From a geographical perspective, we have seen fairly balanced growth within our footprint. We believe that our footprint, which extends from the Midwest down to the Southeast, has a very diverse mix of businesses in both manufacturing, technology, and the service industry. We’re very similar to the rest of the United States with respect to the type of companies that we bank across our footprint. We’re not heavily concentrated in any one area.
Aramanda: Looking ahead, do you see any fundamental shifts taking place that will affect the overall economy in the years to come?
Carmichael: I think there’s a lot. It’s difficult to say five years from now what the economy is going to look like, to be honest with you.
There are concerns around the administration’s ability to introduce their policies and get them into production, so to speak, whether tax reform, fiscal stimulus, or healthcare reform. I don’t know how they’re going to play out.
I think those will have far-reaching consequences. If we don’t get corporate tax reform, I think that’s going to be a setback. If we don’t see some type of regulatory relief for corporations, especially financial services, I think we’re going to continue to be challenged to grow. While there are concerns, we are focused on the things we can control and what we can do to better serve our customers.
Aramanda: Finally, can you speak about Fifth Third’s community commitment?
Carmichael: With pleasure, Jim. Fifth Third has always been a strong contributor to all the communities in which we serve. I am a firm believer that you can’t build a strong bank without having strong communities. We’re very, very focused on serving our communities, and are making that commitment more visible with respect to how much we are doing to help them be successful.
In November 2016, we announced a $30 billion, five-year community development plan over 10 states where we have a retail banking presence. This is the largest community development plan made by a single regional bank in recent history. We partnered with the National Community Reinvestment Coalition (NCRC), to make sure that we’re doing the right things to create the greatest value in each community we serve. The NCRC is working with over 145 member organizations, and has been a tremendous partner to Fifth Third Bank.

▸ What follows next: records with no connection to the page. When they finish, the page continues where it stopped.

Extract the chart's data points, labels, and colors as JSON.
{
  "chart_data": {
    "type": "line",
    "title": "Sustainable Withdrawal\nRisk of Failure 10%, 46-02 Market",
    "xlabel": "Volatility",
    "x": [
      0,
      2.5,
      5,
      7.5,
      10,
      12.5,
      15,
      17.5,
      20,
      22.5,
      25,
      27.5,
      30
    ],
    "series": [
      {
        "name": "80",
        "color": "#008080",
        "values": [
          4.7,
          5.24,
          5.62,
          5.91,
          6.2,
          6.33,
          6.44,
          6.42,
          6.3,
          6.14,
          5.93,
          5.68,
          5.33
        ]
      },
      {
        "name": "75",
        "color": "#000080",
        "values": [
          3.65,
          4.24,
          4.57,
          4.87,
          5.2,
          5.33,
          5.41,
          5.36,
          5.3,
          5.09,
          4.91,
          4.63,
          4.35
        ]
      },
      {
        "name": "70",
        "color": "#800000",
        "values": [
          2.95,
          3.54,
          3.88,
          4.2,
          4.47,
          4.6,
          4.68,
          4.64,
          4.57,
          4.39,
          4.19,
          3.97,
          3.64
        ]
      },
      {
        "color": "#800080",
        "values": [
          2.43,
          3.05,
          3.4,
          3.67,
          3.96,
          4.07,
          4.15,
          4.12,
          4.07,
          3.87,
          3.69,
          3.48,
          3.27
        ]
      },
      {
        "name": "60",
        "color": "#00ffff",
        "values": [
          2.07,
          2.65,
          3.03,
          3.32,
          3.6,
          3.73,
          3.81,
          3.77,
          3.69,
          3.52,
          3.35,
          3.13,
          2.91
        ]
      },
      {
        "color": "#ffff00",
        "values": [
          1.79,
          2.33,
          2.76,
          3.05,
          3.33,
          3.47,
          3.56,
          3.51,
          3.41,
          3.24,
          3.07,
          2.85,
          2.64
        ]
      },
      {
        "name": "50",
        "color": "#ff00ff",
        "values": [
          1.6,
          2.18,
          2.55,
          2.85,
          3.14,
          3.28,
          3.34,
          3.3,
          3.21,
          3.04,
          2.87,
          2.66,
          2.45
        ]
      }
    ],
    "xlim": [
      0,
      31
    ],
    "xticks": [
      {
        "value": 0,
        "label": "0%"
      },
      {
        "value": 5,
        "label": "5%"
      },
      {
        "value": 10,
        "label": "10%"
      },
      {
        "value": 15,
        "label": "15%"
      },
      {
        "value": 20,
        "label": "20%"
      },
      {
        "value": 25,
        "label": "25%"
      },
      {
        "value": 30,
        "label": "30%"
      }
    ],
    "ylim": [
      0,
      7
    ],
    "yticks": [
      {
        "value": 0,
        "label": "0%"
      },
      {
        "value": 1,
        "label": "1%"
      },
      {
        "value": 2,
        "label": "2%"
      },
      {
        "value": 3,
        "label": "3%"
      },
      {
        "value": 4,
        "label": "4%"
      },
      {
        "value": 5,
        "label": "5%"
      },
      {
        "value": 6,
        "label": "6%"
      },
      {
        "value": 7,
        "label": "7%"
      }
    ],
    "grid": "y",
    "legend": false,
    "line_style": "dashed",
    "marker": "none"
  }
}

Our $30 billion community commitment focuses on supporting low- to moderate-income borrowers. $11 billion of our five-year commitment is dedicated to mortgage lending; $10 billion is for small business lending; and $9 billion is for community development lending and investments.
We also are committing almost $155 million over five years in philanthropic investments, housing-related investments, small business-related investments, branch and staffing commitments in low- to moderate-income areas, inclusion and diversity and financial literacy.

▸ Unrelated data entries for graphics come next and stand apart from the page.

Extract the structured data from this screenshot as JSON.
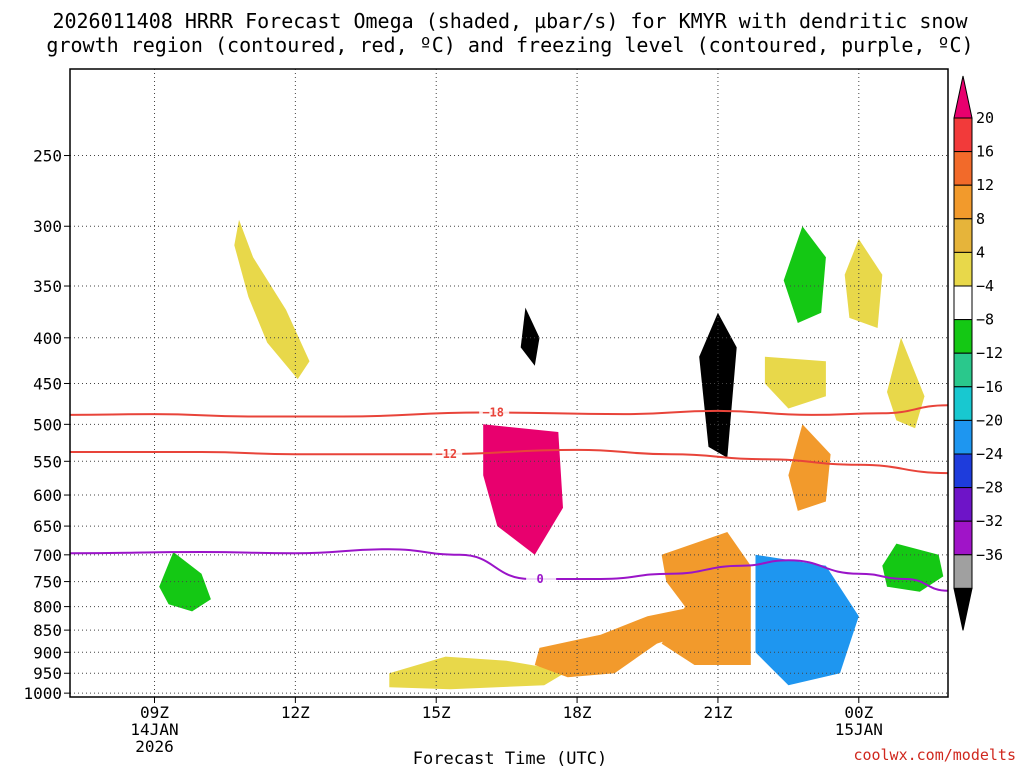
{
  "chart_data": {
    "type": "contour",
    "title_line1": "2026011408 HRRR Forecast Omega (shaded, µbar/s) for KMYR with dendritic snow",
    "title_line2": "growth region (contoured, red, ºC) and freezing level (contoured, purple, ºC)",
    "xlabel": "Forecast Time (UTC)",
    "credit": "coolwx.com/modelts",
    "x_range_hours": [
      7.2,
      25.9
    ],
    "y_pressure_levels": [
      250,
      300,
      350,
      400,
      450,
      500,
      550,
      600,
      650,
      700,
      750,
      800,
      850,
      900,
      950,
      1000
    ],
    "x_ticks": [
      {
        "hour": 9,
        "label": "09Z",
        "date": "14JAN",
        "year": "2026"
      },
      {
        "hour": 12,
        "label": "12Z"
      },
      {
        "hour": 15,
        "label": "15Z"
      },
      {
        "hour": 18,
        "label": "18Z"
      },
      {
        "hour": 21,
        "label": "21Z"
      },
      {
        "hour": 24,
        "label": "00Z",
        "date": "15JAN"
      }
    ],
    "colorbar": {
      "labels": [
        "20",
        "16",
        "12",
        "8",
        "4",
        "−4",
        "−8",
        "−12",
        "−16",
        "−20",
        "−24",
        "−28",
        "−32",
        "−36"
      ],
      "colors": [
        "#e8006e",
        "#f23a3a",
        "#f26a2a",
        "#f29a2c",
        "#e6b43a",
        "#e8d84a",
        "#ffffff",
        "#14c814",
        "#2ac88c",
        "#18c8d0",
        "#1e96f0",
        "#1e3cdc",
        "#6e14c8",
        "#a014c8",
        "#a0a0a0",
        "#000000"
      ]
    },
    "contours": [
      {
        "name": "-18",
        "color": "#e8443a",
        "label": "−18",
        "points": [
          [
            7.2,
            488
          ],
          [
            9,
            487
          ],
          [
            11,
            490
          ],
          [
            13,
            490
          ],
          [
            16,
            485
          ],
          [
            19,
            487
          ],
          [
            21,
            483
          ],
          [
            23,
            488
          ],
          [
            24.5,
            486
          ],
          [
            25.9,
            476
          ]
        ]
      },
      {
        "name": "-12",
        "color": "#e8443a",
        "label": "−12",
        "points": [
          [
            7.2,
            537
          ],
          [
            10,
            537
          ],
          [
            12,
            540
          ],
          [
            15,
            540
          ],
          [
            18,
            534
          ],
          [
            20,
            540
          ],
          [
            22,
            547
          ],
          [
            24,
            555
          ],
          [
            25.9,
            567
          ]
        ]
      },
      {
        "name": "freezing-level-0",
        "color": "#9a14c8",
        "label": "0",
        "points": [
          [
            7.2,
            697
          ],
          [
            10,
            695
          ],
          [
            12,
            697
          ],
          [
            14,
            690
          ],
          [
            15.5,
            700
          ],
          [
            17,
            745
          ],
          [
            18.5,
            745
          ],
          [
            20,
            735
          ],
          [
            21.5,
            720
          ],
          [
            22.5,
            710
          ],
          [
            24,
            735
          ],
          [
            25,
            745
          ],
          [
            25.9,
            768
          ]
        ]
      }
    ],
    "shaded_regions": [
      {
        "name": "up-pos-early-1",
        "value": 4,
        "points": [
          [
            10.8,
            295
          ],
          [
            11.1,
            325
          ],
          [
            11.8,
            372
          ],
          [
            12.3,
            425
          ],
          [
            12.05,
            445
          ],
          [
            11.4,
            405
          ],
          [
            11.0,
            360
          ],
          [
            10.7,
            315
          ]
        ]
      },
      {
        "name": "down-neg-early-1",
        "value": -4,
        "points": [
          [
            9.4,
            695
          ],
          [
            10.0,
            735
          ],
          [
            10.2,
            785
          ],
          [
            9.8,
            810
          ],
          [
            9.3,
            795
          ],
          [
            9.1,
            760
          ]
        ]
      },
      {
        "name": "down-neg-right-1",
        "value": -4,
        "points": [
          [
            24.8,
            680
          ],
          [
            25.7,
            700
          ],
          [
            25.8,
            740
          ],
          [
            25.3,
            770
          ],
          [
            24.6,
            760
          ],
          [
            24.5,
            720
          ]
        ]
      },
      {
        "name": "up-pos-right-1",
        "value": 4,
        "points": [
          [
            24.9,
            400
          ],
          [
            25.4,
            465
          ],
          [
            25.2,
            505
          ],
          [
            24.8,
            495
          ],
          [
            24.6,
            460
          ]
        ]
      },
      {
        "name": "up-pos-right-2",
        "value": 4,
        "points": [
          [
            24.0,
            310
          ],
          [
            24.5,
            340
          ],
          [
            24.4,
            390
          ],
          [
            23.8,
            380
          ],
          [
            23.7,
            340
          ]
        ]
      },
      {
        "name": "down-neg-right-2",
        "value": -4,
        "points": [
          [
            22.8,
            300
          ],
          [
            23.3,
            325
          ],
          [
            23.2,
            375
          ],
          [
            22.7,
            385
          ],
          [
            22.4,
            345
          ]
        ]
      },
      {
        "name": "up-pos-right-3",
        "value": 4,
        "points": [
          [
            22.0,
            420
          ],
          [
            23.3,
            425
          ],
          [
            23.3,
            465
          ],
          [
            22.5,
            480
          ],
          [
            22.0,
            450
          ]
        ]
      },
      {
        "name": "up-pos-right-4",
        "value": 8,
        "points": [
          [
            22.8,
            500
          ],
          [
            23.4,
            540
          ],
          [
            23.3,
            610
          ],
          [
            22.7,
            625
          ],
          [
            22.5,
            570
          ]
        ]
      },
      {
        "name": "up-pos-low-1",
        "value": 4,
        "points": [
          [
            14.0,
            950
          ],
          [
            15.2,
            910
          ],
          [
            16.5,
            920
          ],
          [
            17.8,
            945
          ],
          [
            17.3,
            980
          ],
          [
            15.3,
            990
          ],
          [
            14.0,
            985
          ]
        ]
      },
      {
        "name": "up-pos-low-2",
        "value": 8,
        "points": [
          [
            17.2,
            890
          ],
          [
            18.5,
            860
          ],
          [
            19.5,
            820
          ],
          [
            20.5,
            800
          ],
          [
            20.6,
            850
          ],
          [
            19.7,
            880
          ],
          [
            18.8,
            950
          ],
          [
            17.8,
            960
          ],
          [
            17.1,
            930
          ]
        ]
      },
      {
        "name": "up-pos-low-3",
        "value": 8,
        "points": [
          [
            19.8,
            700
          ],
          [
            21.2,
            660
          ],
          [
            21.7,
            720
          ],
          [
            21.7,
            930
          ],
          [
            20.5,
            930
          ],
          [
            19.8,
            880
          ],
          [
            20.3,
            800
          ],
          [
            19.9,
            750
          ]
        ]
      },
      {
        "name": "down-neg-low-1",
        "value": -16,
        "points": [
          [
            21.8,
            700
          ],
          [
            23.3,
            720
          ],
          [
            24.0,
            820
          ],
          [
            23.6,
            950
          ],
          [
            22.5,
            980
          ],
          [
            21.8,
            900
          ]
        ]
      },
      {
        "name": "down-neg-upper-1",
        "value": -36,
        "points": [
          [
            16.9,
            370
          ],
          [
            17.2,
            400
          ],
          [
            17.1,
            430
          ],
          [
            16.8,
            410
          ]
        ]
      },
      {
        "name": "down-neg-upper-2",
        "value": -36,
        "points": [
          [
            21.0,
            375
          ],
          [
            21.4,
            410
          ],
          [
            21.2,
            545
          ],
          [
            20.8,
            530
          ],
          [
            20.6,
            420
          ]
        ]
      },
      {
        "name": "up-pos-mid-1",
        "value": 20,
        "points": [
          [
            16.0,
            500
          ],
          [
            17.6,
            510
          ],
          [
            17.7,
            620
          ],
          [
            17.1,
            700
          ],
          [
            16.3,
            650
          ],
          [
            16.0,
            570
          ]
        ]
      }
    ]
  }
}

The NCRC’s President and CEO John Taylor has been a great partner to Fifth Third. In our joint press conference, he declared that “Banks are our neighborhoods’ best hope” and I could not agree more. Our commitment has been well received, and I think it’s really helping the communities see that banks are, indeed, their best hope. We have to stand behind those words by the actions that we’re taking and the investments that we’re making. We’re now in year two of this commitment. In year one, we delivered $7.8 billion. This includes $3.2 billion in mortgage lending, $1.6 billion in small business lending, $2.6 billion in community development lending, and $19 million in philanthropic donations. This represents 26% of the total commitment. I believe that we’ll exceed our overall commitment over the next years, and I could not be more proud of the contribution we are making to our communities. It feels just right and it feels good.
Aramanda: Greg, thank you for your time.